In deze zaak, die voor het Gerechtshof Arnhem-Leeuwarden werd behandeld, ging het om een geschil tussen Arquin Fuels & More B.V. en Shell Nederland Verkoopmaatschappij B.V. over de bindende aard van de door Shell opgestelde Clusterbusinessplannen. Arquin, de appellante, had in eerste aanleg gevorderd dat de door Shell vastgestelde plannen en begrotingen voor de jaren 2013 en 2014 zouden worden vernietigd, omdat deze volgens haar onjuist waren en niet rekening hielden met belangrijke factoren zoals tankvervangen en de opening van een concurrerend tankstation.

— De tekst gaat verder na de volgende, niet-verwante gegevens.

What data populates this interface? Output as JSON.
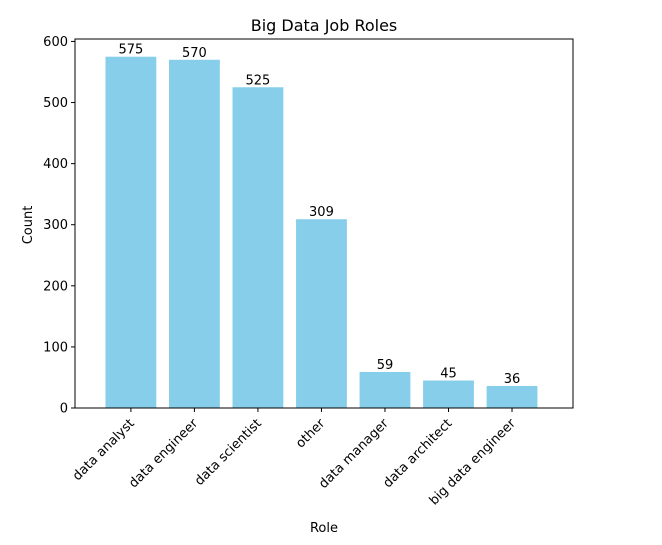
{
  "chart_data": {
    "type": "bar",
    "title": "Big Data Job Roles",
    "xlabel": "Role",
    "ylabel": "Count",
    "categories": [
      "data analyst",
      "data engineer",
      "data scientist",
      "other",
      "data manager",
      "data architect",
      "big data engineer"
    ],
    "values": [
      575,
      570,
      525,
      309,
      59,
      45,
      36
    ],
    "ylim": [
      0,
      604
    ],
    "yticks": [
      0,
      100,
      200,
      300,
      400,
      500,
      600
    ],
    "bar_color": "#87CEEB",
    "grid": false,
    "legend": "none"
  }
}
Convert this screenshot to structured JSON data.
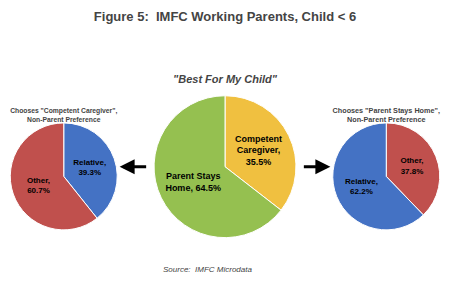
{
  "chart_data": [
    {
      "type": "pie",
      "title": "Figure 5:  IMFC Working Parents, Child < 6",
      "subtitle": "\"Best For My Child\"",
      "annotations": [
        "Source:  IMFC Microdata"
      ],
      "labels": [
        "Competent\nCaregiver,\n35.5%",
        "Parent Stays\nHome, 64.5%"
      ],
      "values": [
        35.5,
        64.5
      ],
      "colors": [
        "#F0C040",
        "#95C050"
      ]
    },
    {
      "type": "pie",
      "title": "Chooses \"Competent Caregiver\",\nNon-Parent Preference",
      "labels": [
        "Relative,\n39.3%",
        "Other,\n60.7%"
      ],
      "values": [
        39.3,
        60.7
      ],
      "colors": [
        "#4472C4",
        "#C0504D"
      ]
    },
    {
      "type": "pie",
      "title": "Chooses \"Parent Stays Home\",\nNon-Parent Preference",
      "labels": [
        "Other,\n37.8%",
        "Relative,\n62.2%"
      ],
      "values": [
        37.8,
        62.2
      ],
      "colors": [
        "#C0504D",
        "#4472C4"
      ]
    }
  ]
}
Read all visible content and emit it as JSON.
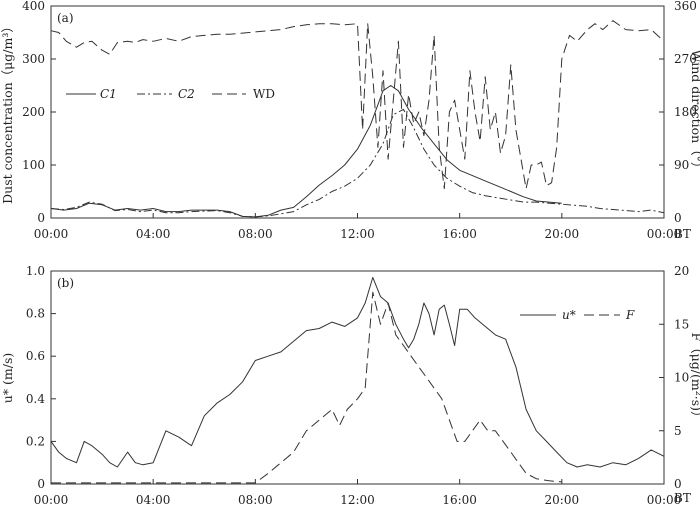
{
  "chart_data": [
    {
      "type": "line",
      "panel_label": "(a)",
      "x_tick_labels": [
        "00:00",
        "04:00",
        "08:00",
        "12:00",
        "16:00",
        "20:00",
        "00:00"
      ],
      "x_unit": "BT",
      "xlim": [
        0,
        24
      ],
      "ylabel_left": "Dust concentration（μg/m³）",
      "ylabel_right": "Wind direction（°）",
      "ylim_left": [
        0,
        400
      ],
      "ylim_right": [
        0,
        360
      ],
      "yticks_left": [
        "0",
        "100",
        "200",
        "300",
        "400"
      ],
      "yticks_right": [
        "0",
        "90",
        "180",
        "270",
        "360"
      ],
      "legend": {
        "placement": "middle-left",
        "labels": [
          "C1",
          "C2",
          "WD"
        ]
      },
      "series": [
        {
          "name": "C1",
          "axis": "left",
          "x": [
            0,
            0.5,
            1,
            1.5,
            2,
            2.5,
            3,
            3.5,
            4,
            4.5,
            5,
            5.5,
            6,
            6.5,
            7,
            7.5,
            8,
            8.5,
            9,
            9.5,
            10,
            10.5,
            11,
            11.5,
            12,
            12.5,
            13,
            13.3,
            13.6,
            14,
            14.5,
            15,
            15.5,
            16,
            16.5,
            17,
            17.5,
            18,
            18.5,
            19,
            19.5,
            20
          ],
          "values": [
            18,
            15,
            18,
            28,
            25,
            15,
            18,
            15,
            18,
            12,
            12,
            15,
            15,
            15,
            12,
            3,
            2,
            5,
            15,
            20,
            40,
            62,
            80,
            100,
            130,
            175,
            240,
            250,
            240,
            205,
            170,
            140,
            110,
            90,
            80,
            70,
            60,
            50,
            40,
            32,
            30,
            28
          ]
        },
        {
          "name": "C2",
          "axis": "left",
          "x": [
            0,
            0.5,
            1,
            1.5,
            2,
            2.5,
            3,
            3.5,
            4,
            4.5,
            5,
            5.5,
            6,
            6.5,
            7,
            7.5,
            8,
            8.5,
            9,
            9.5,
            10,
            10.5,
            11,
            11.5,
            12,
            12.5,
            13,
            13.4,
            13.8,
            14.2,
            14.6,
            15,
            15.5,
            16,
            16.5,
            17,
            17.5,
            18,
            18.5,
            19,
            19.5,
            20,
            20.5,
            21,
            21.5,
            22,
            22.5,
            23,
            23.5,
            24
          ],
          "values": [
            18,
            16,
            20,
            30,
            26,
            14,
            16,
            12,
            15,
            10,
            10,
            12,
            13,
            14,
            10,
            3,
            2,
            4,
            8,
            12,
            25,
            35,
            50,
            60,
            75,
            100,
            140,
            195,
            205,
            170,
            130,
            100,
            75,
            60,
            48,
            42,
            38,
            34,
            30,
            30,
            28,
            26,
            24,
            22,
            18,
            16,
            14,
            12,
            15,
            10
          ]
        },
        {
          "name": "WD",
          "axis": "right",
          "x": [
            0,
            0.3,
            0.6,
            1,
            1.3,
            1.6,
            2,
            2.3,
            2.6,
            3,
            3.3,
            3.6,
            4,
            4.5,
            5,
            5.5,
            6,
            6.5,
            7,
            7.5,
            8,
            8.5,
            9,
            9.5,
            10,
            10.5,
            11,
            11.5,
            12,
            12.2,
            12.4,
            12.6,
            12.8,
            13,
            13.2,
            13.4,
            13.6,
            13.8,
            14,
            14.2,
            14.4,
            14.6,
            14.8,
            15,
            15.2,
            15.4,
            15.6,
            15.8,
            16,
            16.2,
            16.4,
            16.6,
            16.8,
            17,
            17.2,
            17.4,
            17.6,
            17.8,
            18,
            18.2,
            18.4,
            18.6,
            18.8,
            19,
            19.2,
            19.4,
            19.6,
            19.8,
            20,
            20.3,
            20.6,
            21,
            21.3,
            21.6,
            22,
            22.5,
            23,
            23.5,
            24
          ],
          "values": [
            318,
            315,
            300,
            290,
            298,
            300,
            285,
            278,
            298,
            300,
            298,
            303,
            300,
            305,
            300,
            308,
            310,
            312,
            312,
            314,
            316,
            318,
            320,
            325,
            328,
            330,
            330,
            328,
            330,
            150,
            330,
            240,
            120,
            250,
            100,
            200,
            300,
            120,
            210,
            160,
            180,
            140,
            200,
            310,
            120,
            50,
            180,
            200,
            150,
            100,
            250,
            180,
            130,
            240,
            150,
            180,
            110,
            140,
            260,
            150,
            100,
            50,
            90,
            90,
            95,
            55,
            60,
            120,
            270,
            310,
            300,
            320,
            330,
            320,
            335,
            320,
            318,
            320,
            300
          ]
        }
      ]
    },
    {
      "type": "line",
      "panel_label": "(b)",
      "x_tick_labels": [
        "00:00",
        "04:00",
        "08:00",
        "12:00",
        "16:00",
        "20:00",
        "00:00"
      ],
      "x_unit": "BT",
      "xlim": [
        0,
        24
      ],
      "ylabel_left": "u* (m/s)",
      "ylabel_right": "F（μg/(m²·s)）",
      "ylim_left": [
        0,
        1.0
      ],
      "ylim_right": [
        0,
        20
      ],
      "yticks_left": [
        "0",
        "0.2",
        "0.4",
        "0.6",
        "0.8",
        "1.0"
      ],
      "yticks_right": [
        "0",
        "5",
        "10",
        "15",
        "20"
      ],
      "legend": {
        "placement": "top-right",
        "labels": [
          "u*",
          "F"
        ]
      },
      "series": [
        {
          "name": "u*",
          "axis": "left",
          "x": [
            0,
            0.3,
            0.6,
            1,
            1.3,
            1.6,
            2,
            2.3,
            2.6,
            3,
            3.3,
            3.6,
            4,
            4.5,
            5,
            5.5,
            6,
            6.5,
            7,
            7.5,
            8,
            8.5,
            9,
            9.5,
            10,
            10.5,
            11,
            11.5,
            12,
            12.3,
            12.6,
            12.9,
            13.2,
            13.5,
            13.8,
            14,
            14.2,
            14.4,
            14.6,
            14.8,
            15,
            15.2,
            15.4,
            15.6,
            15.8,
            16,
            16.3,
            16.6,
            17,
            17.4,
            17.8,
            18.2,
            18.6,
            19,
            19.4,
            19.8,
            20.2,
            20.6,
            21,
            21.5,
            22,
            22.5,
            23,
            23.5,
            24
          ],
          "values": [
            0.2,
            0.15,
            0.12,
            0.1,
            0.2,
            0.18,
            0.14,
            0.1,
            0.08,
            0.15,
            0.1,
            0.09,
            0.1,
            0.25,
            0.22,
            0.18,
            0.32,
            0.38,
            0.42,
            0.48,
            0.58,
            0.6,
            0.62,
            0.67,
            0.72,
            0.73,
            0.76,
            0.74,
            0.78,
            0.85,
            0.97,
            0.88,
            0.85,
            0.75,
            0.68,
            0.64,
            0.68,
            0.75,
            0.85,
            0.8,
            0.7,
            0.82,
            0.84,
            0.75,
            0.65,
            0.82,
            0.82,
            0.78,
            0.74,
            0.7,
            0.68,
            0.55,
            0.35,
            0.25,
            0.2,
            0.15,
            0.1,
            0.08,
            0.09,
            0.08,
            0.1,
            0.09,
            0.12,
            0.16,
            0.13
          ]
        },
        {
          "name": "F",
          "axis": "right",
          "x": [
            0,
            0.5,
            1,
            1.5,
            2,
            2.5,
            3,
            3.5,
            4,
            4.5,
            5,
            5.5,
            6,
            6.5,
            7,
            7.5,
            8,
            8.5,
            9,
            9.5,
            10,
            10.5,
            11,
            11.3,
            11.6,
            12,
            12.3,
            12.6,
            12.9,
            13.2,
            13.5,
            13.8,
            14.1,
            14.4,
            14.7,
            15,
            15.3,
            15.6,
            15.9,
            16.2,
            16.5,
            16.8,
            17.1,
            17.4,
            17.7,
            18,
            18.3,
            18.6,
            19,
            19.5,
            20
          ],
          "values": [
            0.1,
            0.1,
            0.1,
            0.1,
            0.1,
            0.1,
            0.1,
            0.1,
            0.1,
            0.1,
            0.1,
            0.1,
            0.1,
            0.1,
            0.1,
            0.1,
            0.1,
            1,
            2,
            3,
            5,
            6,
            7,
            5.5,
            7,
            8,
            9,
            18,
            15,
            17,
            14,
            13,
            12,
            11,
            10,
            9,
            8,
            6,
            4,
            4,
            5,
            6,
            5,
            5,
            4,
            3,
            2,
            1,
            0.5,
            0.3,
            0.2
          ]
        }
      ]
    }
  ]
}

De rechtbank had deze vorderingen afgewezen, wat Arquin noopte tot hoger beroep.

Het hof bevestigde dat de Clusterbusinessplannen als bindende partijbeslissingen moeten worden beschouwd volgens artikel 7:904 lid 1 BW. Dit houdt in dat partijen in beginsel aan deze plannen gebonden zijn, tenzij er redenen zijn om aan te nemen dat deze gebondenheid in de gegeven omstandigheden onaanvaardbaar zou zijn. Het hof oordeelde dat de door Arquin aangevoerde gronden, waaronder de tankvervangen en de komst van het Amigo-tankstation, niet voldoende waren om de plannen te vernietigen. Het hof concludeerde dat Arquin niet had aangetoond dat de begrotingen onjuist waren vastgesteld of dat Shell onzorgvuldig had gehandeld.

De slotsom was dat het hof het vonnis van de rechtbank bekrachtigde en Arquin in de proceskosten van het hoger beroep veroordeelde. Dit arrest benadrukt de juridische implicaties van bindende partijbeslissingen en de verantwoordelijkheden van partijen in commerciële overeenkomsten.

Uitspraak

GERECHTSHOF ARNHEM-LEEUWARDEN

locatie Arnhem
afdeling civiel recht, handel
zaaknummer gerechtshof 200.231.506
(zaaknummer rechtbank Gelderland, zittingsplaats Apeldoorn, 5300973)
arrest van 3 september 2019
in de zaak van
de besloten vennootschap met beperkte aansprakelijkheid
Arquin Fuels & More B.V.,
gevestigd te Apeldoorn,
appellante,
in eerste aanleg: eisende partij,
hierna: Arquin,
advocaat: mr. D.J.A. van den Berg,
tegen
de besloten vennootschap met beperkte aansprakelijkheid
Shell Nederland Verkoopmaatschappij B.V.,
gevestigd te Rotterdam,
geïntimeerde,
in eerste aanleg: gedaagde partij,
hierna: Shell,
advocaat: mr. A.G.A. van Rappard.

1.Het verdere verloop van het geding in hoger beroep

1.1
Het hof neemt de inhoud van het tussenarrest van 16 april 2019 hier over.
1.2
Het verdere verloop blijkt uit het proces-verbaal van de op 5 juni 2019 gehouden comparitie van partijen.
1.3
Vervolgens hebben partijen de stukken voor het wijzen van arrest aan het hof overgelegd en heeft het hof arrest bepaald.

2.De vaststaande feiten

Het hof gaat in hoger beroep uit van de feiten zoals beschreven in de rechtsoverwegingen 2.1 tot en met 2.7 van het vonnis van 11 oktober 2017.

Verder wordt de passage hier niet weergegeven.